あるBtoB SaaS企業の事例では、CRM移行時にWeb行動スコアリングを導入し、スコア70以上のリードのみインサイドセールスへ引き渡す運用を設計しました。その結果、架電効率が向上したと報告されています(ただし、これは特定ツール・業種の事例であり、企業PRベースで成功バイアスがある点に注意が必要です)。
移行後に「使われない」を防ぐ連携設計
移行後に新しいCRMが活用されない原因として、営業・マーケ間の連携が設計されていないケースがあります。以下のポイントを移行前に整理しておくことが重要です。
- リードの定義(どの状態のリードを営業に引き渡すか)
- 引き渡しのタイミングとルール
- データ入力のルールと責任範囲
- 営業からマーケへのフィードバック方法
日本のBtoBマーケティングは欧米と比較して遅れているという指摘もあり、CRM活用による営業・マーケ連携強化は多くの企業にとって重要な課題となっています。
CRM移行前の準備と定着施策
移行を成功させるためには、移行前の準備が重要です。
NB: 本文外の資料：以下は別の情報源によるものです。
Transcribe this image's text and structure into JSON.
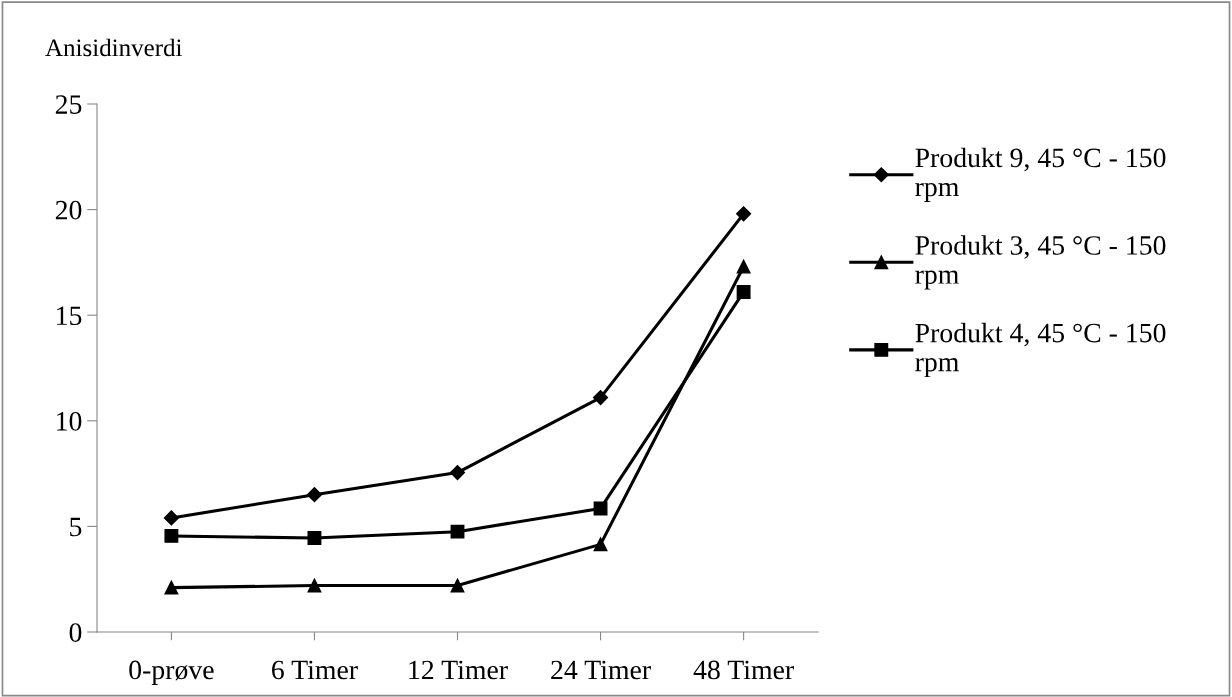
{
  "chart_data": {
    "type": "line",
    "ylabel": "Anisidinverdi",
    "categories": [
      "0-prøve",
      "6 Timer",
      "12 Timer",
      "24 Timer",
      "48 Timer"
    ],
    "series": [
      {
        "name": "Produkt 9, 45 °C - 150 rpm",
        "color": "#000000",
        "marker": "diamond",
        "values": [
          5.4,
          6.5,
          7.55,
          11.1,
          19.8
        ]
      },
      {
        "name": "Produkt 3, 45 °C - 150 rpm",
        "color": "#000000",
        "marker": "triangle",
        "values": [
          2.1,
          2.2,
          2.2,
          4.15,
          17.3
        ]
      },
      {
        "name": "Produkt 4, 45 °C - 150 rpm",
        "color": "#000000",
        "marker": "square",
        "values": [
          4.55,
          4.45,
          4.75,
          5.85,
          16.1
        ]
      }
    ],
    "ylim": [
      0,
      25
    ],
    "yticks": [
      0,
      5,
      10,
      15,
      20,
      25
    ],
    "grid": false,
    "legend": "right",
    "line_style": "solid"
  }
}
以下のチェックリストを活用して、準備状況を確認してください。
【チェックリスト】CRM移行前準備チェックリスト
- 移行の目的・ゴールが明確に定義されている
- プロジェクトリーダーと推進体制がアサインされている
- 移行スケジュールと各フェーズのマイルストーンが設定されている
- 現行CRMの全データの棚卸が完了している
- 移行対象データと移行しないデータの選別が完了している
- データクレンジングの計画と担当者がアサインされている
- 重複除去のルール(ユニークID基準)が決定している
- 旧→新CRMのフィールドマッピングが設計されている
- 新CRMでのMA/SFA連携方針が決定している
- リードスコアリングの設計方針が決定している
- リード引き渡しルールがマーケ・営業間で合意されている
- データ入力ルールが策定されている
- 入力項目の必須/任意の整理が完了している
- ユーザー権限設計が完了している
- テスト移行の計画が策定されている
- 本番移行時のダウンタイム対応計画がある
- 移行後の教育・トレーニング計画がある
- 運用マニュアルの作成計画がある
- 移行後のモニタリング・改善サイクルが計画されている
- 移行失敗時のロールバック計画がある
移行後の定着を成功させるポイント
高機能CRMを選んでも、運用体制・入力ルールの整備が不十分だと定着しません。移行後の定着を成功させるために、以下のポイントを押さえてください。
- 入力ルールの明確化と周知徹底
- 定期的なデータ品質チェック
- 利用状況のモニタリングと改善
- 成功事例の社内共有
また、移行後すぐにROI向上を期待しがちですが、初期投資の回収には一定期間かかるのが一般的です。中長期的な視点で成果を測定する計画を立てることが重要です。
まとめ|CRM移行を「営業・マーケ業務の再設計」として成功させる
本記事では、CRM移行を成功させるための手順と注意点を解説しました。
CRM移行プロジェクトで重要なポイントは以下の通りです。
- データクレンジングとフィールドマッピングを事前に計画する
- 移行前にMA/SFA連携設計を行い、リード引き渡しルールを整備する
- 運用ルールと教育計画を移行前に策定する
- テスト移行を繰り返し、問題を洗い出してから本番移行する
国内CRM市場は引き続き成長が予測されており、多くの企業がCRM移行に取り組んでいます。しかし、データを移すだけでは新しいCRMも活用されずに終わってしまいます。
CRM移行を成功させるには、データ移行手順だけでなく、MA/SFA連携設計と移行後の定着施策を同時に計画することで、移行後に「使われない」状態を防ぎ、営業・マーケ活動に活かせる状態を実現できます。CRM移行を単なるツール入れ替えではなく、「営業・マーケ業務の再設計プロジェクト」として捉え、計画的に進めることが成功の鍵です。